CAPITALISMO EM CRISE
Como os investimentos sustentáveis mudam os negócios

Os tempos definitivamente mudaram. No capitalismo do século 21, o lucro financeiro não é a única métrica a ser atingida. Ganhar dinheiro é importante, claro. Mas preservar o planeta é imprescindível para os negócios. Um estudo do Fórum Econômico Mundial em parceria com a consultoria PwC mostra o porquê. Metade do PIB global, o equivalente a US$ 44 trilhões, depende, em maior ou menor grau, da natureza. Como bem definiu Marc Benioff, fundador e CEO da Salesforce, a Terra é hoje nosso maior stakeholder. E ela carece de investimentos. Os chamados ativos sustentáveis são a classe que mais cresce hoje, segundo a Aliança Global de Investimento Sustentável (GSIA, na sigla em inglês). Entre 2016 e 2018, registrou-se um aumento de 34% nesses aportes, totalizando US$ 30,7 trilhões. Muito desse crescimento está associado aos fundos de pensão e outros investidores que aderiram ao PRI, sigla em inglês para Princípios para o Investimento Responsável. Criado pela ONU em 2003, esse programa representa o compromisso dos grandes investidores institucionais do mundo de investir em negócios sustentáveis.

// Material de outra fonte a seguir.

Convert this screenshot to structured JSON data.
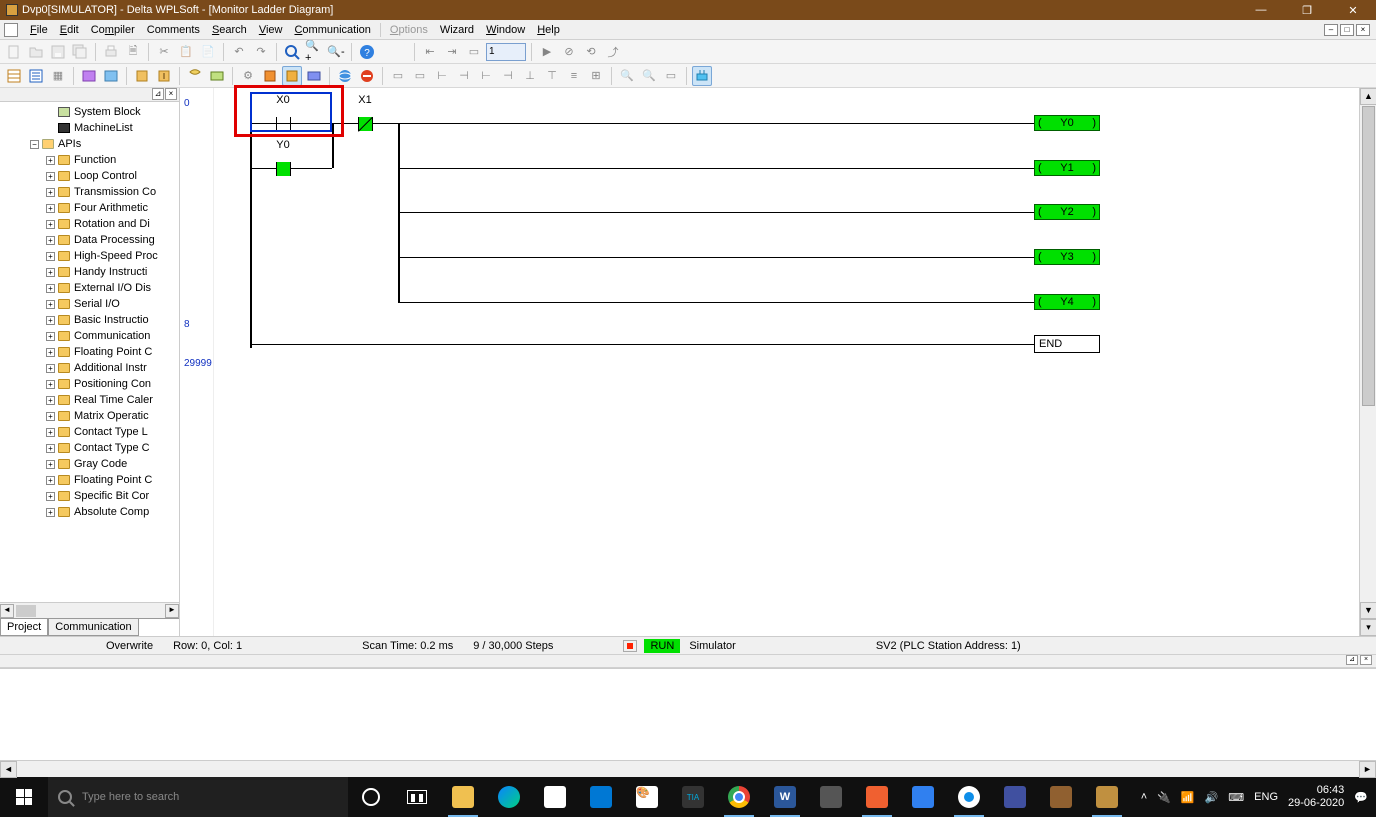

Um dos marcos mais emblemáticos da nova era foi a carta de Larry Fink ao mercado. Em 14 de janeiro último, o CEO e presidente do conselho da BlackRock, a maior gestora de recursos do mundo, com quase US$7 trilhões de ativos sob sua administração, anunciou: a sustentabilidade está agora no centro das decisões de investimento da empresa. “Nossa convicção de investimento é que os portfólios integrados com a sustentabilidade e o clima podem proporcionar melhores retornos ajustados ao risco para os investidores. E, dado o crescente impacto da sustentabilidade no retorno dos investimentos, acreditamos que a base mais forte para os portfólios dos nossos clientes no futuro é o investimento sustentável”, lê-se no documento.

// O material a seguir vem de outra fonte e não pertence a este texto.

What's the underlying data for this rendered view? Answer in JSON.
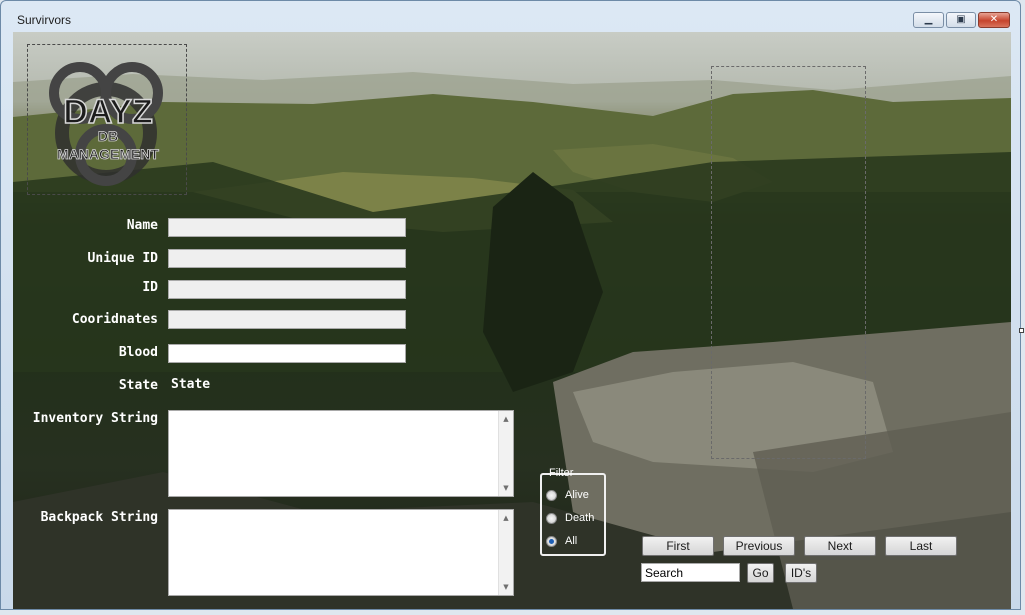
{
  "window": {
    "title": "Survirvors",
    "minimize_icon": "minimize-icon",
    "maximize_icon": "restore-icon",
    "close_icon": "close-icon"
  },
  "logo": {
    "line1": "DAYZ",
    "line2": "DB",
    "line3": "MANAGEMENT"
  },
  "form": {
    "name_label": "Name",
    "unique_id_label": "Unique ID",
    "id_label": "ID",
    "coordinates_label": "Cooridnates",
    "blood_label": "Blood",
    "state_label": "State",
    "state_value": "State",
    "inventory_label": "Inventory String",
    "backpack_label": "Backpack String",
    "name_value": "",
    "unique_id_value": "",
    "id_value": "",
    "coordinates_value": "",
    "blood_value": "",
    "inventory_value": "",
    "backpack_value": ""
  },
  "filter": {
    "legend": "Filter",
    "options": [
      "Alive",
      "Death",
      "All"
    ],
    "selected": "All"
  },
  "navigation": {
    "first": "First",
    "previous": "Previous",
    "next": "Next",
    "last": "Last"
  },
  "search": {
    "value": "Search",
    "go_label": "Go",
    "ids_label": "ID's"
  }
}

Entre as medidas anunciadas pela BlackRock, está a de desinvestir daqueles com alto risco de sustentabilidade, como os produtores de carvão para termoelétricas, e lançar novos produtos de investimento, que filtrem os combustíveis fósseis. Obviamente o mercado não espera que isso aconteça de uma hora para a outra. Larry comentou já ter passado por uma série de crises e desafios ao longo de seus 40 anos de carreira, mas nada que se compare à crise do clima. “Os picos da inflação dos anos 70 e 80; a crise da moeda asiática, em 1997; a bolha dot.com; e a crise financeira global. Ainda que tenham durado anos, foram, no amplo contexto das coisas, de curto prazo”, disse o executivo. A mudança climática impõe mudanças drásticas. Empresas, investidores e governos devem se preparar para uma realocação significativa de capital, adverte o executivo. No mundo das finanças, o futuro é de transformações. Nas próximas duas décadas, acontecerá a maior transferência de riqueza da história da humanidade. Cerca de US$ 30 trilhões passarão dos baby boomers para os millennials. E os herdeiros do futuro estão muito mais afinados com as causas socioambientais. Foi por iniciativa de uma autêntica millennial o evento Capital Converge Conference. Aos 31 anos, Marina Cançado, uma das herdeiras do grupo de farmácias Drogai, no interior paulista, recentemente reuniu investidores, gestores de fundos e executivos de bancos no Rio de Janeiro para debater como transformar o setor em uma alavanca para o desenvolvimento sustentável.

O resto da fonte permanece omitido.